At least 20 dead in Italy train crash

Two passenger trains are seen after a collision in the middle of an olive grove in the southern village of Corato, near Bari, Italy, in this handout pictures released by Italian Firefighters July 12, 2016. Italian Firefighters/ Reuters
The death toll from a train crash in southern Italy has risen to 20, a regional official told reporters on Tuesday, adding that dozens of people were in hospital, some with serious injuries.
The previous toll was put at 11.
The head-on collision between two trains happened on a single stretch of track in countryside between the towns of Corato and Andria, in the southern heel of Italy.
Funeral wagons bearing coffins arrived at the scene to carry away the first of the dead.
The impact happened on a bend in the track in open countryside and flung the front carriages of both trains into olive groves bordering the line, slinging bits of metal from the wreckage.
"It\’s an apocalyptic scene, it was hard not to vomit on first sight," said local journalist Lucia Olivieri who works for Andria, adding that rescue workers feared people may still be trapped.
She said local hospitals had issued a request on social networks for blood donors to come forward to help the injured.

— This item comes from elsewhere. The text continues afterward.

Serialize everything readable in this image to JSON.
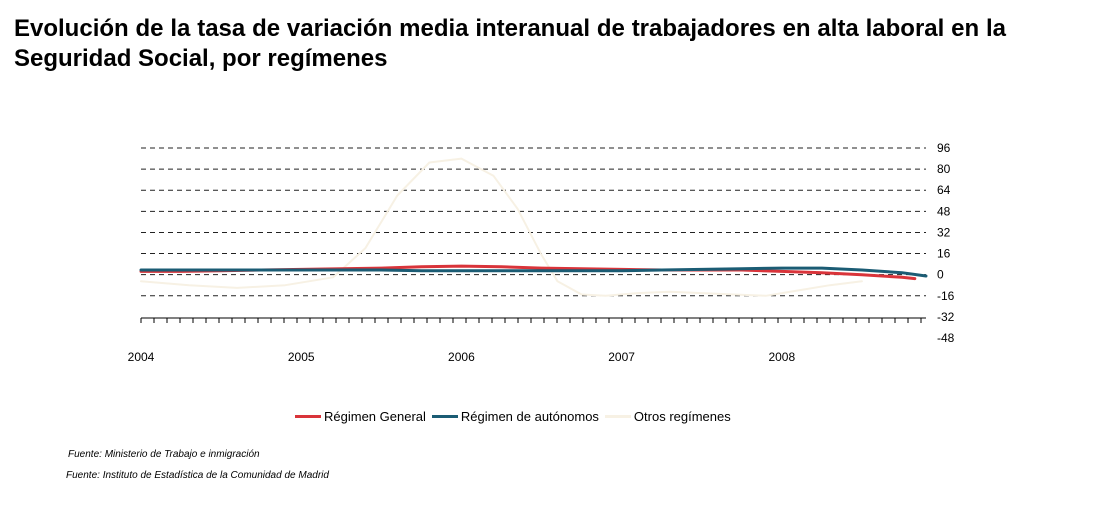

Paramedics set up an impromptu medical centre among the olive trees, with three helicopters airlifting out the most seriously hurt victims, including one young boy.

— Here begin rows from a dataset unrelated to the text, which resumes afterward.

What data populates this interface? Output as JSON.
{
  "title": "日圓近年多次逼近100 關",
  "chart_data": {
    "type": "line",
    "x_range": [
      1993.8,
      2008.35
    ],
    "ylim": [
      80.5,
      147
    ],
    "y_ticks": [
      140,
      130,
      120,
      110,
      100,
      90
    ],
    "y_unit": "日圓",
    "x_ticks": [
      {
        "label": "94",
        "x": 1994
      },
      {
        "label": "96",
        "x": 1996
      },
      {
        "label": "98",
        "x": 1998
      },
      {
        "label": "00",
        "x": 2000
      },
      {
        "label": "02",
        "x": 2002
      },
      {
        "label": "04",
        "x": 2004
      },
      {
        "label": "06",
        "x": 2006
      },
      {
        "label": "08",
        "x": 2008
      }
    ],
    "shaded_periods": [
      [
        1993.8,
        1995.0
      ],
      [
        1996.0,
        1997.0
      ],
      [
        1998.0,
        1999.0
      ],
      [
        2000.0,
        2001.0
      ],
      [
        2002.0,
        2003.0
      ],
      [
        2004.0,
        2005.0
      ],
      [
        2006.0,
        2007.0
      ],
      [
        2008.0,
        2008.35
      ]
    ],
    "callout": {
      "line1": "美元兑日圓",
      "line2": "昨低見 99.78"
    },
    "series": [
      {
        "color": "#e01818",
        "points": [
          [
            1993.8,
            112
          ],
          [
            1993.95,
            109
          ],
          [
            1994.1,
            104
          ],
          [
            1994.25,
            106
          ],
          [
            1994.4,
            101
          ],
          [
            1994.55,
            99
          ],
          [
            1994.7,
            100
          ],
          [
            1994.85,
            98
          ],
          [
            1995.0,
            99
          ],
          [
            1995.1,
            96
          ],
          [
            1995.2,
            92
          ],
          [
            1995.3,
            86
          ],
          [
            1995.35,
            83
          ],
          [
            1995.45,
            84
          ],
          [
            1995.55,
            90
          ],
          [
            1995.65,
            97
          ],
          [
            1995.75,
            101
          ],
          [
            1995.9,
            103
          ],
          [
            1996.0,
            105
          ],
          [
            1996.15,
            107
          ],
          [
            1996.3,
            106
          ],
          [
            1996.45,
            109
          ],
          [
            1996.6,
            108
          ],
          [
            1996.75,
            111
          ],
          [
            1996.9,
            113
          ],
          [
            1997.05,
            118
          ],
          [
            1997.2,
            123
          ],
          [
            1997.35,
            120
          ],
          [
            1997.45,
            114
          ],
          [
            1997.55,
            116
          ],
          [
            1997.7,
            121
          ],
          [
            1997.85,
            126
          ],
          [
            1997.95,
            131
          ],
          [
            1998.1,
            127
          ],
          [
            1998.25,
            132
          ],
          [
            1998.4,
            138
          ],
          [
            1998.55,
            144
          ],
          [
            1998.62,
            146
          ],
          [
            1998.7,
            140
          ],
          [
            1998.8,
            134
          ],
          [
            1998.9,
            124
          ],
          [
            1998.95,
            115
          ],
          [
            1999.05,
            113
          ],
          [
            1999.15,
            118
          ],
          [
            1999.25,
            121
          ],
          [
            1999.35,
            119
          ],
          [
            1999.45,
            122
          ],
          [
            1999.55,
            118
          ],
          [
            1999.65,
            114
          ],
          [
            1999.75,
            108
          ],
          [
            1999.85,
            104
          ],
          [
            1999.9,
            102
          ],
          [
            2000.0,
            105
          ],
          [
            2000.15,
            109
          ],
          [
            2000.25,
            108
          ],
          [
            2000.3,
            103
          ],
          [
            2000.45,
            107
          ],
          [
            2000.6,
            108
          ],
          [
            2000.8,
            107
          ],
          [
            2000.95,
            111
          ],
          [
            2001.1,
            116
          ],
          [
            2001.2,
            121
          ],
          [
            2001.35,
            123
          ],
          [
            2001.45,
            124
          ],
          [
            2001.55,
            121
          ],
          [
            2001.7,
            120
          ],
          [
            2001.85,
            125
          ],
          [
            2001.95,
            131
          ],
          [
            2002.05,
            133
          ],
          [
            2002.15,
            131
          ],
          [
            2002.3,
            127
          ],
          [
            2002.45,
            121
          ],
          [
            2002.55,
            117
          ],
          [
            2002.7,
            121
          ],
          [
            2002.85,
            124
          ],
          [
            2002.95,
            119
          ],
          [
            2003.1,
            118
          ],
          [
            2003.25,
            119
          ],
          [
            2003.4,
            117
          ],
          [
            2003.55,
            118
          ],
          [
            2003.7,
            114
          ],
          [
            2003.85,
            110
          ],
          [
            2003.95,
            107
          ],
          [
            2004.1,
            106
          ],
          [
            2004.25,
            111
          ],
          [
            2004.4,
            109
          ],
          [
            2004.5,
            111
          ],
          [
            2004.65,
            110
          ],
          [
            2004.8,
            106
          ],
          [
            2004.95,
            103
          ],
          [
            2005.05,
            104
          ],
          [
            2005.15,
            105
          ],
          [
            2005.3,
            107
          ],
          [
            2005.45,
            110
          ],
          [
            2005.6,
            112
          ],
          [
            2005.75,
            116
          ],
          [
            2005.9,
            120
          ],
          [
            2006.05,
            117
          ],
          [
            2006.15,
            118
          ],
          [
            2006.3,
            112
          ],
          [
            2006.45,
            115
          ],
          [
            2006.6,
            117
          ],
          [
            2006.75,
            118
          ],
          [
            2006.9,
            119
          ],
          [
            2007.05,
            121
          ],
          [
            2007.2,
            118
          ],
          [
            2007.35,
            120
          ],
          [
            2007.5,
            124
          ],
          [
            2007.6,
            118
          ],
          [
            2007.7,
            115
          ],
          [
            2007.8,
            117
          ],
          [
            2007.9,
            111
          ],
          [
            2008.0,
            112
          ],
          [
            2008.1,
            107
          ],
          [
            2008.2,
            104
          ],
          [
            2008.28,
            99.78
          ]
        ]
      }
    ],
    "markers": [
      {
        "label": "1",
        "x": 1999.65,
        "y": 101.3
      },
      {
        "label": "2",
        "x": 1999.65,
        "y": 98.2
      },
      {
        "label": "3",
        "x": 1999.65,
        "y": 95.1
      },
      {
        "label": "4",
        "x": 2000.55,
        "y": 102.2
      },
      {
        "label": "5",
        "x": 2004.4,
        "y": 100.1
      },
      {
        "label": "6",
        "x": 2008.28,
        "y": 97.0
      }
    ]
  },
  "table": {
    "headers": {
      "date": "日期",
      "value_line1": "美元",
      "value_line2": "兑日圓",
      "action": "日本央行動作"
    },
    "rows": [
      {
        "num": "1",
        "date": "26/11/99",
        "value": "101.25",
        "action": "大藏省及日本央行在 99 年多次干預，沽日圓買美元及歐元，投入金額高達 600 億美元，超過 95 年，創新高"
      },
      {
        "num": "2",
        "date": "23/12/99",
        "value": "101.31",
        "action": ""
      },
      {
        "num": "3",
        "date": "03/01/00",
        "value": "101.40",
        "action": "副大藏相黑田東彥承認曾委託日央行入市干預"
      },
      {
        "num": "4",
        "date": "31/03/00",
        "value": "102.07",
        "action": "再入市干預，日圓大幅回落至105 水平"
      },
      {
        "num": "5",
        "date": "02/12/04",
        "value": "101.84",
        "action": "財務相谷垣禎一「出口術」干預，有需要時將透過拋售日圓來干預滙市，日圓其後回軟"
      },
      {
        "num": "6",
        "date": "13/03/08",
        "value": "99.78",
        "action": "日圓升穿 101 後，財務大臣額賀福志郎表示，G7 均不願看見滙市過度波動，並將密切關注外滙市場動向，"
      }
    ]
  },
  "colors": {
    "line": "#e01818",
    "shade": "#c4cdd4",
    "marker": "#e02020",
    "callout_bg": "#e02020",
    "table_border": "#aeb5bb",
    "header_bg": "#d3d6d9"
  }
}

Many of the passengers on one of the trains had been students heading to lessons at the University of Bari.
Relatives of some had arrived at the scene looking for news of their loved ones.

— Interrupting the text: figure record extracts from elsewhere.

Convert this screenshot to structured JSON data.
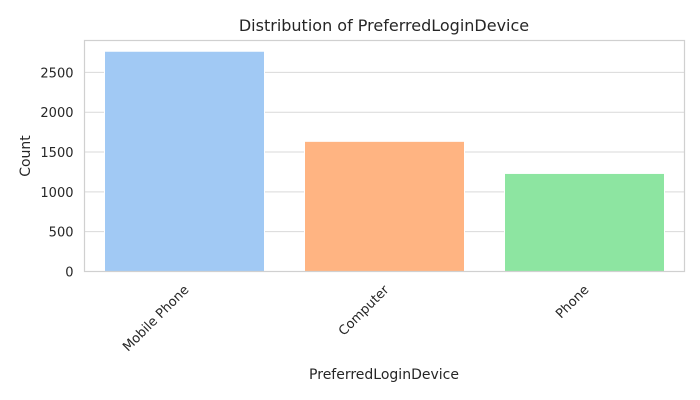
{
  "chart_data": {
    "type": "bar",
    "title": "Distribution of PreferredLoginDevice",
    "xlabel": "PreferredLoginDevice",
    "ylabel": "Count",
    "categories": [
      "Mobile Phone",
      "Computer",
      "Phone"
    ],
    "values": [
      2765,
      1634,
      1231
    ],
    "ylim": [
      0,
      2900
    ],
    "yticks": [
      0,
      500,
      1000,
      1500,
      2000,
      2500
    ],
    "colors": [
      "#a1c9f4",
      "#ffb482",
      "#8de5a1"
    ],
    "grid": true,
    "legend": "none"
  }
}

Riccardo Zingaro, head of traffic police in Andria, said the yellow and blue carriages were "utterly crumpled" by the impact.
Investigators said at least one of the trains had been travelling very fast, and it was possible the collision was caused by human error.
One of the four-carriage trains was supposed to have waited at a station for a green light before heading down the single track between the towns of Corato and Andria.
Prime Minister Matteo Renzi interrupted a speech in Milan to say the country would "not stop until we know what happened".
"This is a moment for tears in which we need to work to recover the victims and wounded," he added.
Renzi said he was returning immediately to Rome following the collision.
Italy\’s transport minister Graziano Delrio was on his way to the scene along with two ministry inspectors to aid the investigation.
The last big train crash in Italy left 38 people dead in 2013 near Naples.